Both the 4 and 8 KKW group in DREW not only did not gain weight but actually lost weight during the 6 month study period. These two groups performed 72 and 136 minutes per week of moderate intensity physical activity, which is considerably less than the recommended 60 minutes per day to prevent weight gain. Our findings highlight the need for more research, in particular large randomized controlled clinical trials, exploring the dose of physical activity required to prevent weight gain as 60 minutes a day may present itself as a daunting undertaking for most individuals but even more so for a habitually sedentary individuals. In addition, this dose may well lead to compensation by more individuals, and to less success in weight loss.
Strengths of the DREW study include that it is an efficacy study, using a tightly controlled exercise doses, with all exercise completed in the laboratory and extensive monitoring of exercise energy expenditure. We obtained excellent exercise adherence and had a low dropout rate. Monitoring of steps per day throughout the 6-month period indicates that outside physical activity remained constant throughout the trial for all exercise groups, thus ensuring that observed group differences were due to the prescribed exercise dose. Further, the exercise doses, including intensity, are easily obtainable and are well tolerated by sedentary women; and this has important public health implications for refining future physical activity recommendations.

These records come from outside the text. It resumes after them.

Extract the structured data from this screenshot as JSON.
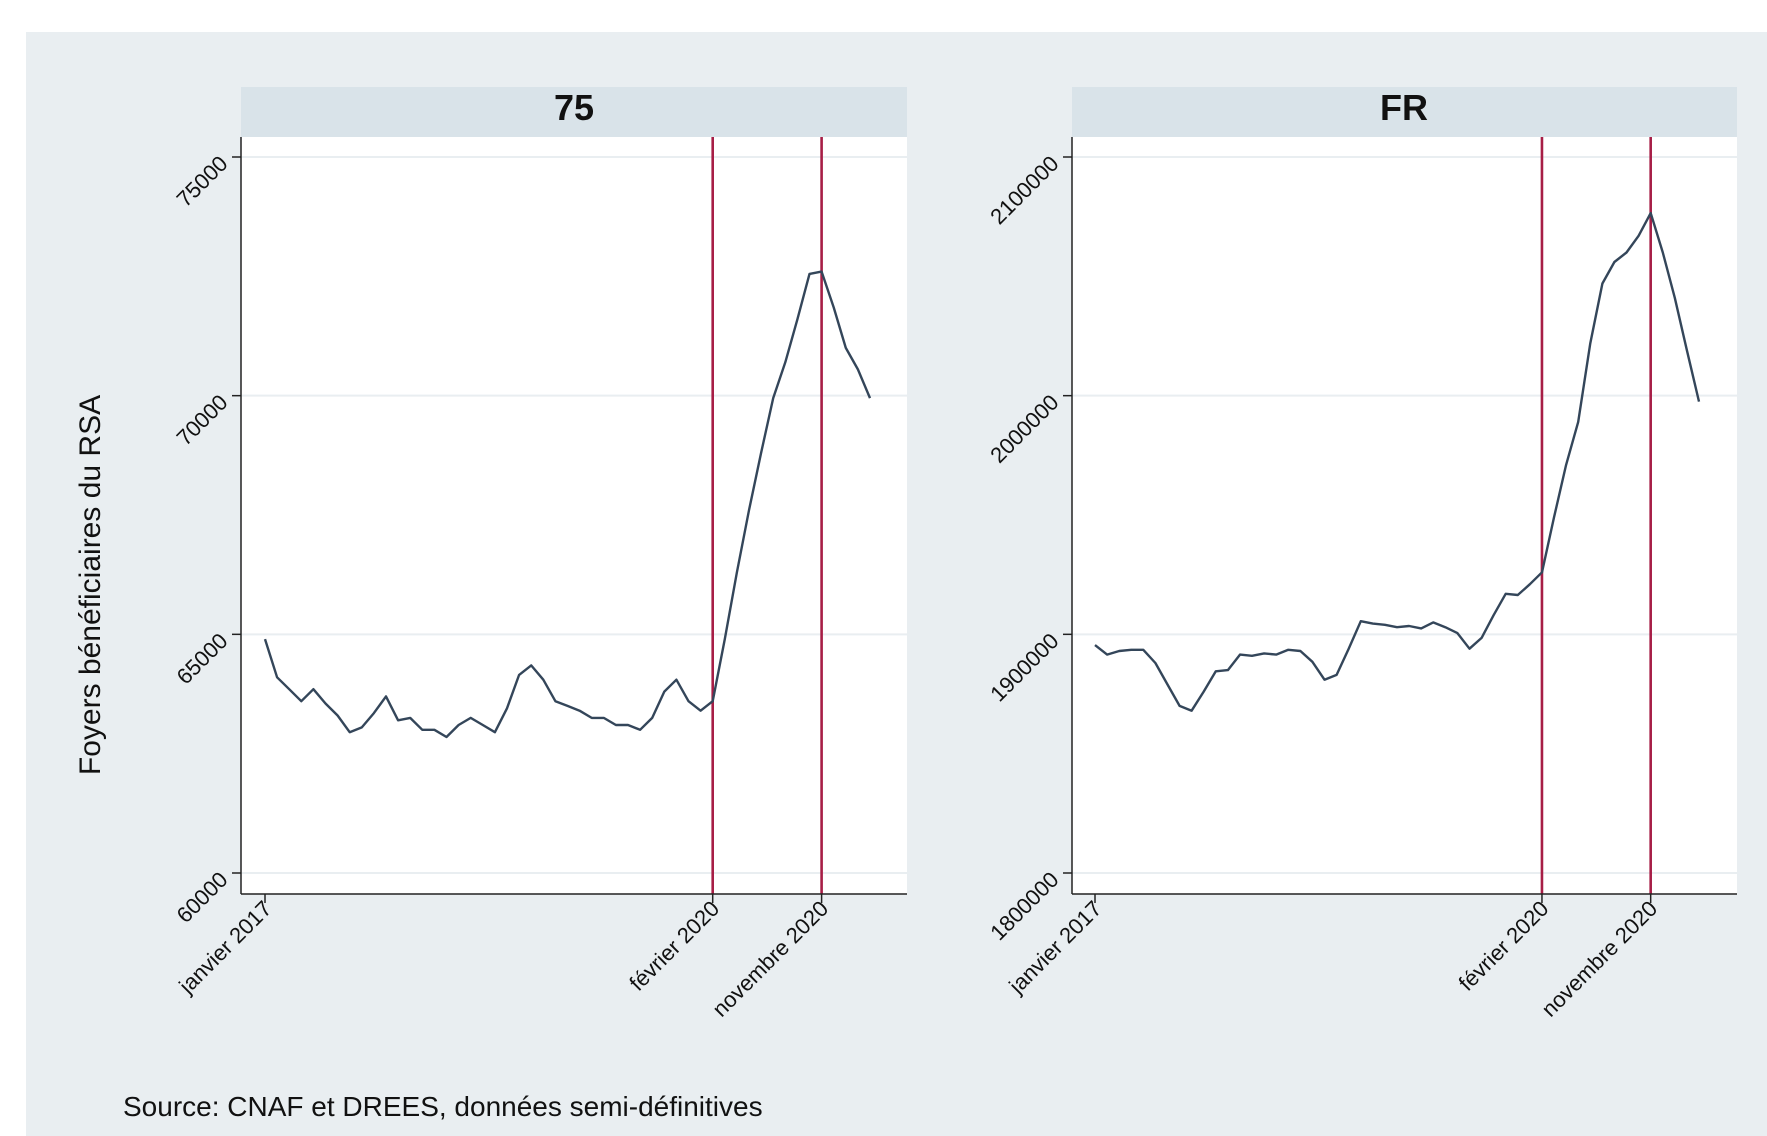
{
  "source_note": "Source: CNAF et DREES, données semi-définitives",
  "ylabel": "Foyers bénéficiaires du RSA",
  "colors": {
    "outer_background": "#e9eef1",
    "plot_background": "#ffffff",
    "strip_background": "#d9e3e9",
    "line": "#34465a",
    "vline": "#a71e46",
    "grid": "#e9eef1"
  },
  "chart_data": [
    {
      "type": "line",
      "panel_title": "75",
      "x_unit": "month",
      "x_start": "janvier 2017",
      "ylim": [
        60000,
        75000
      ],
      "yticks": [
        60000,
        65000,
        70000,
        75000
      ],
      "ytick_labels": [
        "60000",
        "65000",
        "70000",
        "75000"
      ],
      "xticks": [
        {
          "month_index": 0,
          "label": "janvier 2017"
        },
        {
          "month_index": 37,
          "label": "février 2020"
        },
        {
          "month_index": 46,
          "label": "novembre 2020"
        }
      ],
      "vlines": [
        {
          "month_index": 37,
          "label": "février 2020"
        },
        {
          "month_index": 46,
          "label": "novembre 2020"
        }
      ],
      "grid": true,
      "series": [
        {
          "values": [
            64900,
            64100,
            63850,
            63600,
            63850,
            63550,
            63300,
            62950,
            63050,
            63350,
            63700,
            63200,
            63250,
            63000,
            63000,
            62850,
            63100,
            63250,
            63100,
            62950,
            63450,
            64150,
            64350,
            64050,
            63600,
            63500,
            63400,
            63250,
            63250,
            63100,
            63100,
            63000,
            63250,
            63800,
            64050,
            63600,
            63400,
            63600,
            64900,
            66300,
            67600,
            68800,
            69950,
            70700,
            71600,
            72550,
            72600,
            71850,
            71000,
            70550,
            69950
          ]
        }
      ]
    },
    {
      "type": "line",
      "panel_title": "FR",
      "x_unit": "month",
      "x_start": "janvier 2017",
      "ylim": [
        1800000,
        2100000
      ],
      "yticks": [
        1800000,
        1900000,
        2000000,
        2100000
      ],
      "ytick_labels": [
        "1800000",
        "1900000",
        "2000000",
        "2100000"
      ],
      "xticks": [
        {
          "month_index": 0,
          "label": "janvier 2017"
        },
        {
          "month_index": 37,
          "label": "février 2020"
        },
        {
          "month_index": 46,
          "label": "novembre 2020"
        }
      ],
      "vlines": [
        {
          "month_index": 37,
          "label": "février 2020"
        },
        {
          "month_index": 46,
          "label": "novembre 2020"
        }
      ],
      "grid": true,
      "series": [
        {
          "values": [
            1895500,
            1891500,
            1893000,
            1893500,
            1893500,
            1888000,
            1879000,
            1870000,
            1868000,
            1876000,
            1884500,
            1885000,
            1891500,
            1891000,
            1892000,
            1891500,
            1893500,
            1893000,
            1888500,
            1881000,
            1883000,
            1894000,
            1905500,
            1904500,
            1904000,
            1903000,
            1903500,
            1902500,
            1905000,
            1903000,
            1900500,
            1894000,
            1898500,
            1908000,
            1917000,
            1916500,
            1921000,
            1926000,
            1949000,
            1971000,
            1989000,
            2022000,
            2047000,
            2056000,
            2060000,
            2067000,
            2076500,
            2060000,
            2041000,
            2019000,
            1997500
          ]
        }
      ]
    }
  ]
}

The study has limitations because the sample is limited to sedentary, overweight or obese, postmenopausal women with elevated blood pressure. Thus, we do not know if the results will apply to other women or men. However, the study sample is a group that is likely to benefit from exercise training and represents a sizeable proportion, probably a majority, of U.S. women in the age range of 45 to 75 years. Further the study could have benefitted from a more rigorous and sensitive measure of energy intake. The food frequency questionnaire utilized in DREW prevented us from being able to definitively demonstrate that the observed compensation is the result of an increase in energy intake. However, it should be reiterated that examining compensation was not the a priori goal of DREW. The exercise training intensity was moderate and while this makes for good public health and clinical applicability, it is possible that higher levels of training intensity might produce different results in regard to compensation and changes in waist circumference.

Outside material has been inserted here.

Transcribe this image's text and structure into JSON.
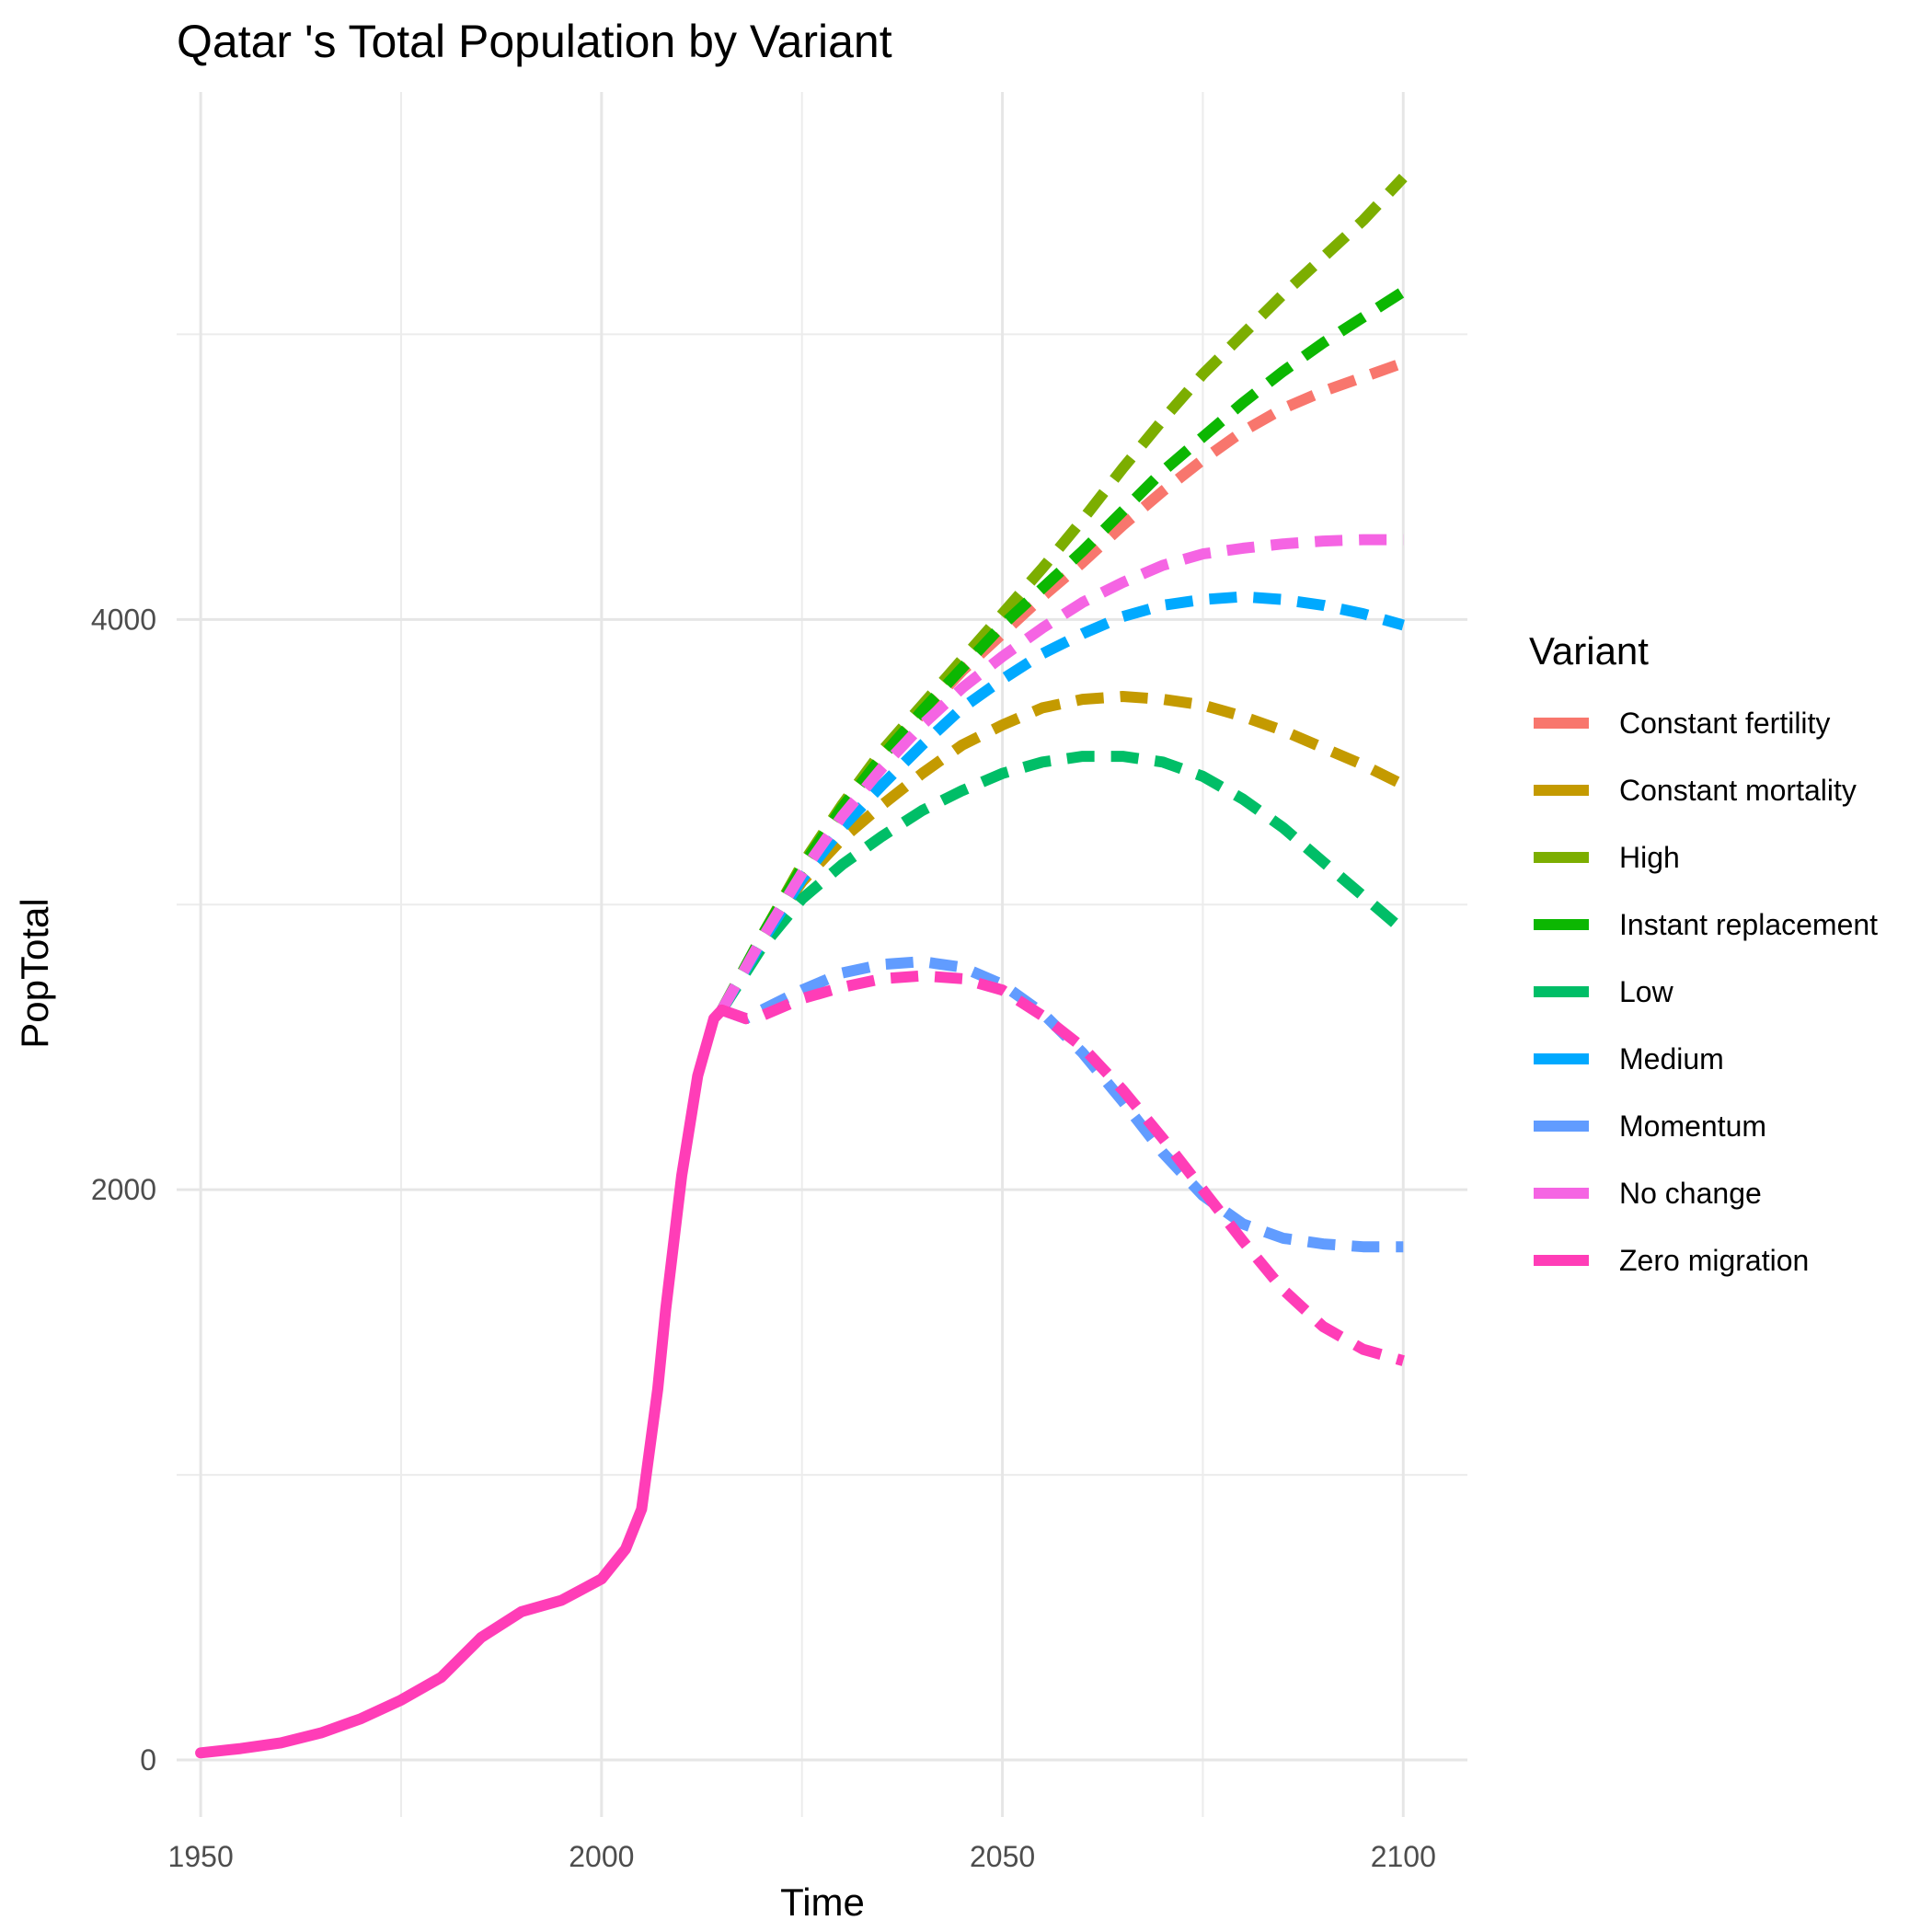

In this study of previously sedentary, overweight or obese, postmenopausal women we observed no difference in the actual and predicted weight loss with 4 and 8 KKW of exercise (72 and 136 minutes respectively), while the 12 KKW (194 minutes) produced only about half of the predicted weight loss. We need to gain a better understanding of the mechanisms responsible for this exercise dose dependent phenomenon and develop strategies to identify and treat potential compensators.